First-order elimination kinetics produce an exponential decrease in drug concentration over time: C(t) = C₀ × e^(−k_el × t). When plotted on a logarithmic y-axis versus linear time (semi-logarithmic plot), the exponential function transforms into a straight line with slope equal to −k_el. This linearization is the foundation for calculating half-life from concentration-time data using least-squares linear regression of the log-linear terminal phase. Departure from linearity on the semi-log plot indicates multi-compartment kinetics (initial concave curvilinear decline reflecting distribution phase, followed by terminal linear elimination phase), or concentration-dependent (non-linear) kinetics.
How do metabolites affect the elimination timeline?
Pharmacologically active metabolites with longer half-lives than the parent compound can extend drug effects well beyond the elimination of the parent drug. Diazepam (t½ 20–70 hours) is metabolized to nordiazepam (t½ 36–200 hours) and oxazepam (t½ 4–15 hours), with nordiazepam's long half-life responsible for prolonged sedation and accumulation on repeated dosing. Codeine is converted to morphine (active) and to morphine-6-glucuronide (M6G), which accumulates in renal failure. Prodrugs such as clopidogrel and tamoxifen require metabolic activation; their elimination timelines must track the active metabolite, not just the parent compound.

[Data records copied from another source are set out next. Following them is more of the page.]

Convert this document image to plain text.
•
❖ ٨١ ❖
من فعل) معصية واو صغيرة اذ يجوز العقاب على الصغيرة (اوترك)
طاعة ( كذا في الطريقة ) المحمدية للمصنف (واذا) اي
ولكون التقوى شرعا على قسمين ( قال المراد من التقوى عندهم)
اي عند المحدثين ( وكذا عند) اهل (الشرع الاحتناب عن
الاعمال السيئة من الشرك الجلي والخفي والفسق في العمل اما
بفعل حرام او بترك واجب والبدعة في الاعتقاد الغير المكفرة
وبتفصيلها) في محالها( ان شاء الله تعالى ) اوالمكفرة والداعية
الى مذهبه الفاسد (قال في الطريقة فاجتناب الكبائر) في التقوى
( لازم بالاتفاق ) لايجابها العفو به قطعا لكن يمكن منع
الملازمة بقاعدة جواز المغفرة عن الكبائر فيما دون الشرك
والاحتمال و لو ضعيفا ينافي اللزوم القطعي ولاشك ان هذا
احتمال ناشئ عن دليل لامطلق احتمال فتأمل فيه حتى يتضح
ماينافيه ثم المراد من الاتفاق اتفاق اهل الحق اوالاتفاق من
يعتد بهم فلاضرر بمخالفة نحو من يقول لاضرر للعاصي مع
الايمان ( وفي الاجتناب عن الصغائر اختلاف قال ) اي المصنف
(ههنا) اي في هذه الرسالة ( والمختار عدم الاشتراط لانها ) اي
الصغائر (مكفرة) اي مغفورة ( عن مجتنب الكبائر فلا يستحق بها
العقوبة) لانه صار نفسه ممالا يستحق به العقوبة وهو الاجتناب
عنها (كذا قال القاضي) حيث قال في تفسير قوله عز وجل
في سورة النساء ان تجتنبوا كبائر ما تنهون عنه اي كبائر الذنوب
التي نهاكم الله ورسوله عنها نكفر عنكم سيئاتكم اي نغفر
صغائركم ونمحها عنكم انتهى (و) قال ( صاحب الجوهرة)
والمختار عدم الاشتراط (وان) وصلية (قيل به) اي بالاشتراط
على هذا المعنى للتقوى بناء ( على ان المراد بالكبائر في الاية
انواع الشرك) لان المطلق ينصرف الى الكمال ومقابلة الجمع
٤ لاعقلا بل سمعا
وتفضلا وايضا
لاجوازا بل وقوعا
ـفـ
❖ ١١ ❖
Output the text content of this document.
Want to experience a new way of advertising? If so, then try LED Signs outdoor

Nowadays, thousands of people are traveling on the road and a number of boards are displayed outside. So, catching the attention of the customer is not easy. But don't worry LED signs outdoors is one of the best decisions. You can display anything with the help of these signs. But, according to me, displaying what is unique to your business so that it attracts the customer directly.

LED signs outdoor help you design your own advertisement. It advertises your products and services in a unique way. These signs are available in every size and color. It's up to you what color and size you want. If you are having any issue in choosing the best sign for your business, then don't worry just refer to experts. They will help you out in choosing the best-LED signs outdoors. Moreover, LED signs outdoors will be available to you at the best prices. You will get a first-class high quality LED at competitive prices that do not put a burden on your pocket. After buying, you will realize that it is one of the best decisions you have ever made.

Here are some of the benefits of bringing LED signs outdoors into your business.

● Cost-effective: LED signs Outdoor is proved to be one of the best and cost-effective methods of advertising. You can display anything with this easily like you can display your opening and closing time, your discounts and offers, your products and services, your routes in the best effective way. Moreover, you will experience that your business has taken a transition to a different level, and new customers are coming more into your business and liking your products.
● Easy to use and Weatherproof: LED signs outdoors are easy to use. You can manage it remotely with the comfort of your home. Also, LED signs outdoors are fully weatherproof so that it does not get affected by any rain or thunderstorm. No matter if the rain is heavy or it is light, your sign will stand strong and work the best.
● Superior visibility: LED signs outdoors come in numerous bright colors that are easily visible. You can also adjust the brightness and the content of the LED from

How does renal or hepatic disease alter elimination kinetics?
Renal impairment reduces the clearance of renally eliminated drugs and active metabolites, prolonging their effective half-lives in proportion to the degree of GFR reduction. For drug-specific estimation, published dosing guidelines provide predicted half-life at specific eGFR cutoffs. Hepatic impairment reduces hepatic clearance in proportion to loss of functional hepatocyte mass and CYP enzyme activity. Child-Pugh and MELD scores are used to stage hepatic impairment, and FDA pharmacokinetic guidelines use Child-Pugh classes A, B, and C to stratify PK studies in hepatically impaired patients. For drugs primarily cleared by either organ, elimination timeline predictions must be adjusted using impairment-specific PK parameters when available.
How long after stopping a drug can it be detected in urine or blood?
Drug detection windows in biological matrices depend on the drug's elimination half-life, the detection threshold of the analytical method, the specimen type (blood, urine, hair, oral fluid), and metabolic factors including urine pH. Urine is the primary matrix for workplace and forensic drug testing; detection windows range from 1–2 days for short-half-life drugs to 4–12 weeks for cannabis in heavy chronic users due to lipophilic THC accumulation in adipose tissue. Hair analysis can detect drug exposure up to 90 days retrospectively. Oral fluid testing correlates more closely with recent use (hours to days). The clinical half-life and the analytical detection window are distinct concepts: clinical activity ceases before analytical detectability is lost for most drugs.